12 Mart, 12 Eylül faşist darbelerine benzer koşulları yaşadığımız bu günlerde devrimciler, yurtseverler nefes alınacak ortamı yaratmak için uğraş veriyorlar. Herkes payına düşen baskıyı, şiddeti fazlasıyla göğüslese de, demokrasi bloğunun, fiilen ve fikren parçalı bulutlu durumdan çıkılabildiği söylenemez. Politika tabi ki sadece kendini örgütlemekten ibaret değil. Karşıt güçlere etki edebilme ve yekpare yapısını parçalara bölebilmek de önemli bir başarı. AKP, iktidara geldiği günden bu yana rakiplerini hile ve parayla, olmadı sopayla şekillendirmeyi başardı. Bir çıkar örgütü olarak AKP’nin kullandığı yöntemler kendi meşrebine uygun oldu doğal olarak. AKP’nin hilebaz yöntemlerinden uzak olmakla birlikte, “bize ne CHP’den, Babacan’dan” apolitik tavrı sergileyemeyiz.

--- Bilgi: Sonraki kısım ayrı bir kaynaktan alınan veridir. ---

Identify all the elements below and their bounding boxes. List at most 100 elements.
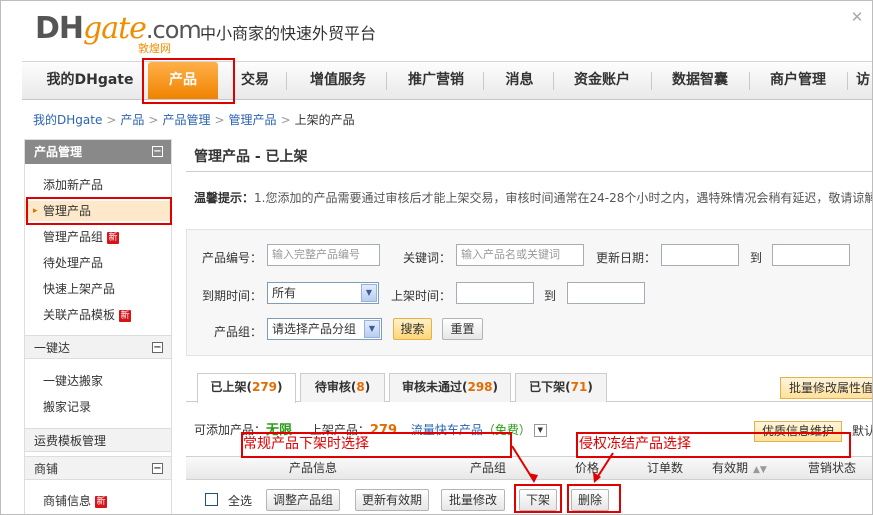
sidebar-section-product-management[interactable]: 产品管理 − xyxy=(25,140,171,164)
collapse-icon[interactable]: − xyxy=(152,342,163,353)
sort-icon[interactable]: ▲▼ xyxy=(753,465,767,475)
tab-paren: ) xyxy=(587,380,593,394)
nav-my-dhgate[interactable]: 我的DHgate xyxy=(40,62,140,99)
sidebar-item-pending-products[interactable]: 待处理产品 xyxy=(25,253,171,273)
table-header: 产品信息 产品组 价格 订单数 有效期 ▲▼ 营销状态 xyxy=(186,456,872,480)
sidebar-item-one-click-move[interactable]: 一键达搬家 xyxy=(25,371,171,391)
tab-rejected[interactable]: 审核未通过(298) xyxy=(389,373,511,402)
delist-button[interactable]: 下架 xyxy=(519,489,557,511)
listing-time-to-input[interactable] xyxy=(567,282,645,304)
tip-text: 温馨提示：1.您添加的产品需要通过审核后才能上架交易，审核时间通常在24-28个… xyxy=(194,189,872,206)
to-label: 到 xyxy=(544,289,557,303)
batch-attr-button[interactable]: 批量修改属性值 xyxy=(780,377,872,399)
group-value: 请选择产品分组 xyxy=(272,322,357,336)
breadcrumb-current: 上架的产品 xyxy=(294,113,355,127)
reset-button[interactable]: 重置 xyxy=(442,318,483,340)
sidebar-item-store-info[interactable]: 商铺信息新 xyxy=(25,491,171,511)
sidebar-item-label: 管理产品组 xyxy=(43,230,104,244)
sidebar-item-add-product[interactable]: 添加新产品 xyxy=(25,175,171,195)
nav-promotion[interactable]: 推广营销 xyxy=(396,62,476,99)
nav-separator xyxy=(386,72,387,90)
sidebar-section-store[interactable]: 商铺 − xyxy=(25,456,171,480)
breadcrumb-sep: > xyxy=(148,113,159,127)
tab-count: 298 xyxy=(467,380,493,394)
sidebar-section-one-click[interactable]: 一键达 − xyxy=(25,335,171,359)
update-date-from-input[interactable] xyxy=(661,244,739,266)
update-validity-button[interactable]: 更新有效期 xyxy=(355,489,429,511)
annotation-delist-note: 常规产品下架时选择 xyxy=(243,436,369,452)
nav-separator xyxy=(553,72,554,90)
breadcrumb-products[interactable]: 产品 xyxy=(120,113,144,127)
nav-funds[interactable]: 资金账户 xyxy=(562,62,642,99)
nav-trade[interactable]: 交易 xyxy=(230,62,280,99)
logo-gate: gate xyxy=(83,11,147,46)
nav-more[interactable]: 访 xyxy=(856,62,872,99)
nav-separator xyxy=(286,72,287,90)
select-all-label: 全选 xyxy=(228,494,253,508)
free-text: （免费） xyxy=(482,423,531,437)
logo-dh: DH xyxy=(35,11,84,46)
col-price: 价格 xyxy=(575,461,600,475)
tab-delisted[interactable]: 已下架(71) xyxy=(515,373,607,402)
sidebar-item-quick-listing[interactable]: 快速上架产品 xyxy=(25,279,171,299)
annotation-frozen-note: 侵权冻结产品选择 xyxy=(579,436,691,452)
tab-paren: ) xyxy=(364,380,371,394)
tab-listed[interactable]: 已上架(279) xyxy=(197,373,296,403)
tab-count: 279 xyxy=(251,380,278,394)
delete-button[interactable]: 删除 xyxy=(571,489,609,511)
flow-express-link[interactable]: 流量快车产品 xyxy=(411,423,483,437)
col-validity[interactable]: 有效期 ▲▼ xyxy=(712,457,767,479)
collapse-icon[interactable]: − xyxy=(152,146,163,157)
dropdown-arrow-icon[interactable]: ▼ xyxy=(533,424,547,437)
update-date-to-input[interactable] xyxy=(772,244,850,266)
keyword-input[interactable]: 输入产品名或关键词 xyxy=(456,244,584,266)
sidebar-item-label: 搬家记录 xyxy=(43,400,92,414)
nav-products[interactable]: 产品 xyxy=(148,62,218,99)
group-label: 产品组： xyxy=(214,325,263,339)
tab-pending-review[interactable]: 待审核(8) xyxy=(300,373,385,402)
dropdown-arrow-icon: ▼ xyxy=(364,320,380,338)
quality-info-button[interactable]: 优质信息维护 xyxy=(754,421,842,442)
nav-data[interactable]: 数据智囊 xyxy=(660,62,740,99)
expire-value: 所有 xyxy=(272,286,297,300)
nav-messages[interactable]: 消息 xyxy=(492,62,547,99)
group-select[interactable]: 请选择产品分组 ▼ xyxy=(267,318,382,340)
sidebar-item-label: 待处理产品 xyxy=(43,256,104,270)
breadcrumb-my-dhgate[interactable]: 我的DHgate xyxy=(33,113,102,127)
sidebar-item-label: 管理产品 xyxy=(43,204,92,218)
dropdown-arrow-icon: ▼ xyxy=(361,284,377,302)
main-nav: 我的DHgate 产品 交易 增值服务 推广营销 消息 资金账户 数据智囊 商户… xyxy=(22,61,872,100)
adjust-group-button[interactable]: 调整产品组 xyxy=(266,489,340,511)
select-all-checkbox[interactable] xyxy=(205,493,218,506)
sidebar-item-move-records[interactable]: 搬家记录 xyxy=(25,397,171,417)
page-title: 管理产品 - 已上架 xyxy=(194,149,308,165)
breadcrumb-manage-products[interactable]: 管理产品 xyxy=(229,113,277,127)
nav-merchant[interactable]: 商户管理 xyxy=(758,62,838,99)
col-product-info: 产品信息 xyxy=(289,461,338,475)
product-no-input[interactable]: 输入完整产品编号 xyxy=(267,244,380,266)
nav-value-added[interactable]: 增值服务 xyxy=(298,62,378,99)
sidebar-section-title: 商铺 xyxy=(34,462,59,476)
nav-separator xyxy=(749,72,750,90)
new-badge: 新 xyxy=(95,495,108,508)
search-button[interactable]: 搜索 xyxy=(393,318,432,340)
sidebar-item-related-template[interactable]: 关联产品模板新 xyxy=(25,305,171,325)
batch-edit-button[interactable]: 批量修改 xyxy=(441,489,505,511)
collapse-icon[interactable]: − xyxy=(152,463,163,474)
listing-time-from-input[interactable] xyxy=(456,282,534,304)
sidebar-item-manage-groups[interactable]: 管理产品组新 xyxy=(25,227,171,247)
header: DHgate.com 敦煌网 中小商家的快速外贸平台 ✕ xyxy=(1,1,872,61)
close-icon[interactable]: ✕ xyxy=(849,9,865,25)
listing-time-label: 上架时间： xyxy=(391,289,452,303)
tab-label: 已下架 xyxy=(529,380,566,394)
sidebar-item-manage-products[interactable]: 管理产品 xyxy=(25,201,171,221)
expire-select[interactable]: 所有 ▼ xyxy=(267,282,379,304)
default-sort-label[interactable]: 默认 xyxy=(852,422,872,439)
sidebar-section-shipping-template[interactable]: 运费模板管理 xyxy=(25,428,171,452)
logo-wordmark: DHgate.com xyxy=(35,11,202,46)
breadcrumb-product-management[interactable]: 产品管理 xyxy=(162,113,210,127)
breadcrumb-sep: > xyxy=(280,113,291,127)
logo-subtitle: 敦煌网 xyxy=(138,42,171,55)
sidebar-item-label: 快速上架产品 xyxy=(43,282,116,296)
sidebar-section-title: 产品管理 xyxy=(34,145,83,159)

CHP’nin geçmişten bugüne pratiğini ve bu pratiğin bilhassa devrimcileri düşürdüğü durumlarını ya da Babacan’ın AKP neo-liberalizminin mimarlığındaki rolü üzerine konuşmaya başlasak bitmez. Emekçilere ve halklara karşı suçları buradan aya yol olacak kadar çoktur. Şahsen, Babacan’a baktığımda, yalnızca fiziken değil tarihsel olarak da, parsel parsel satılan kamu mallarının yanında, çıtı pıtı, beyefendi görünümlü emperyalist sermayenin koçbaşı A. Menderes aklıma geliyor. Babacan, raf ömrü dolan AKP’nin yerine geçerek “kelebek gibi uçup, arı gibi sokma” planlarını şimdiden yapmış gibi görünüyor. CHP’nin hasbelkader iktidar yüzü görürse eğer AKP’nin ekonomi-politikasını olduğu gibi sürdüreceğini söylemek kâhinlik değildir. Tüm bunlara rağmen, HDP’nin son yerel seçimde yaptığı gibi Saray rejimini yok etmeye odaklanarak, düzen siyasetine angaje olmadan düzen siyasetinin yapısını bozacak politikalar geliştirmek, Tatar Ramazan gibi “ben bu oyunu bozarım” demek yekpare faşizmi kanatlara, parçalara bölmeyi sağlayabilir.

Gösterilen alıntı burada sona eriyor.